Hollande, according to Amiraux and Lentin, does not engage in anti-racism. Indeed, erasing the term race – or anti-racism – is about erasing just a term, a discourse, but does not constitute a clear anti-racist politics. Erasing ‘race’ in the French context confronts neither France’s colonial legacy, nor its racist past and present. Indeed, it evokes that white amnesia characterising all European states for whom the ‘foreigner’, especially the Muslim ‘other’, is seen as a body out of place, subject to state discrimination, deportable, expendable.

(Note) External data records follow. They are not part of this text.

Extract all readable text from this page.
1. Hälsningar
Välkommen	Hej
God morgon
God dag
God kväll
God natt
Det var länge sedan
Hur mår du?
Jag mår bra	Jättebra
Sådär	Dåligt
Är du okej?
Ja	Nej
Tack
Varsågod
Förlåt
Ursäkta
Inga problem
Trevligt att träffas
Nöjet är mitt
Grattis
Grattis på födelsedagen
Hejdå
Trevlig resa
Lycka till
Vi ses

Indeed, it was lucky that Mohammed Mera was not a white French supremacist, because it will enable the French to continue arguing that the danger to French secularism and equality does not come from within.

Dr Ronit Lentin is head of the MPhil in Race, Ethnicity, Conflict at the Department of Sociology at Trinity College Dublin. Her column appears fortnightly in Metro Éireann.